As importantly, key senators introduced the Defending American Security from Kremlin Aggression Act of 2018, comprehensive bipartisan legislation that will increase economic, political and diplomatic pressure on Russia in response to its continued interference in U.S. elections, aggression in Crimea and eastern Ukraine, its malign influence in Syria and other activities. It is also a rebuke to Mr. Trump’s conciliatory approach towards Moscow. This legislation builds upon the Countering America’s Adversaries through Sanctions Act (CAATSA) which Mr. Trump, for all practical purposes, was compelled to sign last year as any veto would have been easily overridden. This newly introduced legislation deserves active support from not only the Ukrainian American community and other friends of Ukraine, but, more broadly, from everyone who values human rights, democracy and the rules-based international order.
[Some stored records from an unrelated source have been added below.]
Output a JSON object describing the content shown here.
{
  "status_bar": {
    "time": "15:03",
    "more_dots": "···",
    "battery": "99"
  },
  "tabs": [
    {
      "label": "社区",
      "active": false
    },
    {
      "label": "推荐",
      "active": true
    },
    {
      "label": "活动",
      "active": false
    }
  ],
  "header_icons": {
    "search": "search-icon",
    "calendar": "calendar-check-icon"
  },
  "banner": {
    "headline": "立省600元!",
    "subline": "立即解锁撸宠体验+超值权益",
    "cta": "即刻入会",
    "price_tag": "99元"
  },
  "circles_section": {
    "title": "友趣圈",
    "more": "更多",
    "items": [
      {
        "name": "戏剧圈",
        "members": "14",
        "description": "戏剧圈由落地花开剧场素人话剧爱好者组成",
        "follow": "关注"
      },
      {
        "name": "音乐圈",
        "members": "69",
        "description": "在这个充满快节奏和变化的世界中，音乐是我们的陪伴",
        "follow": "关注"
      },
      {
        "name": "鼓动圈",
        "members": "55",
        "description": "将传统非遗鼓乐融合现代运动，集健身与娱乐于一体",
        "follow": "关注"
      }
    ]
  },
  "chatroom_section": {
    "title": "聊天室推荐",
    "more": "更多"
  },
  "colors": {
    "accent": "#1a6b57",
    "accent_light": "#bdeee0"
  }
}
In another indication of a continuing tough stance, the administration, prodded by Congress, in early August announced new sanctions on Russia over the Skripal poisoning in Great Britain, mandated by a 1991 law on the use of chemical weapons. U.S. assistance to Ukraine, both military and non-military, remains robust, including the just-passed National Defense Authorization Act of 2019 – largely thanks to Congress, which appropriates the funding.

There is a considerable gap between Mr. Trump’s language and attitudes towards Russia and those held by most within his own administration and the overwhelming majority in Congress, including a growing number of frustrated Republicans. The president’s affability towards Mr. Putin – in sharp contrast to his occasional treatment of longstanding U.S. allies – continues to be counteracted by Congress and even his own administration. 

Much of the hard stance on Russia and ongoing support for Ukraine has happened despite Mr. Trump and not because of him. Mr. Trump has resisted congressional efforts on more sanctions, and critics argue that the administration has been slow on implementation. Indeed, there have been reports that he has not always been happy with some of the decisions made by his own administration. Thanks to the “grown-ups in the room” at the National Security Council, State Department and the Defense Department, as well as Congress, which has legislated and persistently pressed for more assertive policies, Trump administration actions have thus far been fairly resolute. Because of the solid understanding within the U.S. government, Congress and the larger policy community of the dangers that Russia poses, there are limits to what Mr. Trump can do.

This does not mean, however, that we can breathe a sigh of relief, as some in Ukraine and in the United States seem to be doing. Unfortunately, we have an unpredictable and volatile president and there is no telling what he might attempt to do in the future. While it will be difficult for him to completely reverse U.S. policy, he can still wreak a modicum of havoc. It is not a good thing when the nation’s top elected leader sends mixed, ignorant messages, goes against longstanding U.S. policy and values, engages in moral equivalency, and seemingly favors dictators over dedicated public servants. 

The lack of a strong, unified U.S. message greatly complicates the work of our diplomats and national security officials. It undermines confidence in the United States. A devious operator like Mr. Putin will only attempt to exploit divisions in policy approaches within the United States and between the U.S. and its allies. All who care must remain engaged and active – it’s important not only for Ukraine, but for the U.S and other Western democracies that Mr. Putin remains determined to undermine.